When light hits certain types of materials, that energy converts into an electrical current. The first true solar panels used large crystals of silicon. This element is an intrinsic semiconductor. Due to its atomic structure, when silicon is exposed to light, the electrons move, and an electrical current is generated. Silicon can convert a significant amount of light energy into electricity, but the cost of creating these silicon crystals can be quite prohibitive.
Newer photovoltaic materials use thin, flexible films made from less costly materials, such as copper-indium-gallium-selenide, which are combined into devices called solar cells, and arranged on solar panels.
Rooftop solar panels are best for homes in geographic areas where sunshine is reliable and tree coverage is at a minimum. The photovoltaic cells on a solar panels collect sunlight during the day, which converts into direct current.
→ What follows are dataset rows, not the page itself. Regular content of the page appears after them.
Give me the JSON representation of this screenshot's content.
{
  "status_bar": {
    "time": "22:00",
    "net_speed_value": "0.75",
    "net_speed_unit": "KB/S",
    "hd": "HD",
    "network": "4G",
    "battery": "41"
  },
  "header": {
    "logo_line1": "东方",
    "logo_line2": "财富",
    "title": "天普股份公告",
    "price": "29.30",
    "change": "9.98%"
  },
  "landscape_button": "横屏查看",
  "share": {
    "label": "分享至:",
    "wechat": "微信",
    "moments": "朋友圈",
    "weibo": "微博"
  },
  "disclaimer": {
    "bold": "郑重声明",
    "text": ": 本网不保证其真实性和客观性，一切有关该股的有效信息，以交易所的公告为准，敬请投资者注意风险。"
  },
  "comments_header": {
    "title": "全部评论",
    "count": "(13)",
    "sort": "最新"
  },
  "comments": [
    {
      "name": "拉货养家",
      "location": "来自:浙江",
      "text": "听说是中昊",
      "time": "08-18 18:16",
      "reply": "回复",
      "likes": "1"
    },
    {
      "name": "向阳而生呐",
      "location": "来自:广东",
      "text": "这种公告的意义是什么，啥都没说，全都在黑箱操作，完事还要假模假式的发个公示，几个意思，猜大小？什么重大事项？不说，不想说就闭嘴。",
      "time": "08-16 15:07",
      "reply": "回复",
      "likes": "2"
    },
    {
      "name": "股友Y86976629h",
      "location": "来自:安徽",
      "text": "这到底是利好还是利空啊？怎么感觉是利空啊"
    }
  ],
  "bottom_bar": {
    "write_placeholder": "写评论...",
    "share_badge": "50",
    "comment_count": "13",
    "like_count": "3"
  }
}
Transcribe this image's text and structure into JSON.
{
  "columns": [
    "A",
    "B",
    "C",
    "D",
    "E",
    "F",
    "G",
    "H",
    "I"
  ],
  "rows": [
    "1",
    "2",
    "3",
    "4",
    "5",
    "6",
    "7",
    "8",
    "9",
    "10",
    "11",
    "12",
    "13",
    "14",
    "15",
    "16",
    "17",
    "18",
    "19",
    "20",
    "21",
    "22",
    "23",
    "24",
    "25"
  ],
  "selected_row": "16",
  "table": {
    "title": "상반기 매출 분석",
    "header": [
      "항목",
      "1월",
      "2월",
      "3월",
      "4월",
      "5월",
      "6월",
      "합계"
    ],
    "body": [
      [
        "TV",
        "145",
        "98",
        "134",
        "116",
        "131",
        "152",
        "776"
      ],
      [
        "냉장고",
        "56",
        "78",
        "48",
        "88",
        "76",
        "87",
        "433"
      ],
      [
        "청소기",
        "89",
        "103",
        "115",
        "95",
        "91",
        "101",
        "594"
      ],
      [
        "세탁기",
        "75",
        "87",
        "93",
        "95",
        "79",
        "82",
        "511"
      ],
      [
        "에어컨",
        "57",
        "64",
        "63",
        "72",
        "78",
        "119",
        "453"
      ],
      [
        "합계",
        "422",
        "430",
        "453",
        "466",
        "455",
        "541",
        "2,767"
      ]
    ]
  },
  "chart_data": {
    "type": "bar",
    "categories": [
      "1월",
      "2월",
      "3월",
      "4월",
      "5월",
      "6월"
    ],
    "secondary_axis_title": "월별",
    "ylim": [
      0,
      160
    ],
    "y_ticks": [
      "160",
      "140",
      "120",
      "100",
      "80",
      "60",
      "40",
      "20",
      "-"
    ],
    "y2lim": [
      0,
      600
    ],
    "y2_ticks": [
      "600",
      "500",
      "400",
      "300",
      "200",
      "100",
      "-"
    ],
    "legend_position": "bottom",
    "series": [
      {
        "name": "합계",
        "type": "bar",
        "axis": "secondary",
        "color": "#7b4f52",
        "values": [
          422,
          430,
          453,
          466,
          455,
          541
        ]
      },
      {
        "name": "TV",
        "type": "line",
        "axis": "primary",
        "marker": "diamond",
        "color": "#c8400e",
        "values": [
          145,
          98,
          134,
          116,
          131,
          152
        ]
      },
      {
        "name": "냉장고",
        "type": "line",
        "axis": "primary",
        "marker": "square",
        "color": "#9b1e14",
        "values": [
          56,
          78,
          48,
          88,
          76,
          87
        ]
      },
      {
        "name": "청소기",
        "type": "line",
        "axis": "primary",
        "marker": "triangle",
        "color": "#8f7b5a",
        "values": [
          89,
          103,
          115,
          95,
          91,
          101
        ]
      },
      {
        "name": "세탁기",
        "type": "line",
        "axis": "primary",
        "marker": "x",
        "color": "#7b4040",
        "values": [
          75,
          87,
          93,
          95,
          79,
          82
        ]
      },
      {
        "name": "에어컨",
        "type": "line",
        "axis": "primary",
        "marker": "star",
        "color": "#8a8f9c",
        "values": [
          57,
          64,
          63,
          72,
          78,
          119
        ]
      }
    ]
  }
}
A device called an "inverter" converts this DC electricity into alternating current (AC), which is sent to an electrical panel to power your home. These solar power setups generate an excess of energy, offsetting energy use at night and during overcast weather.
The Future of Solar Energy
The key to improving the efficiency and cost-effectiveness of solar power lies in developing more efficient photovoltaic cells.
As solar technology develops, it could potentially become one of the world’s leading sources of electricity. A 2011 report from the International Energy Agency estimated that by 2060, solar power could potentially provide over 30% of the world's energy. This could go a long way toward reducing fossil fuel dependence and greenhouse gas emissions.
With sufficient funding for research and technological development, along with true commitment from politicians and industry leaders, the sun's energy may be one factor in getting us closer to a cleaner future.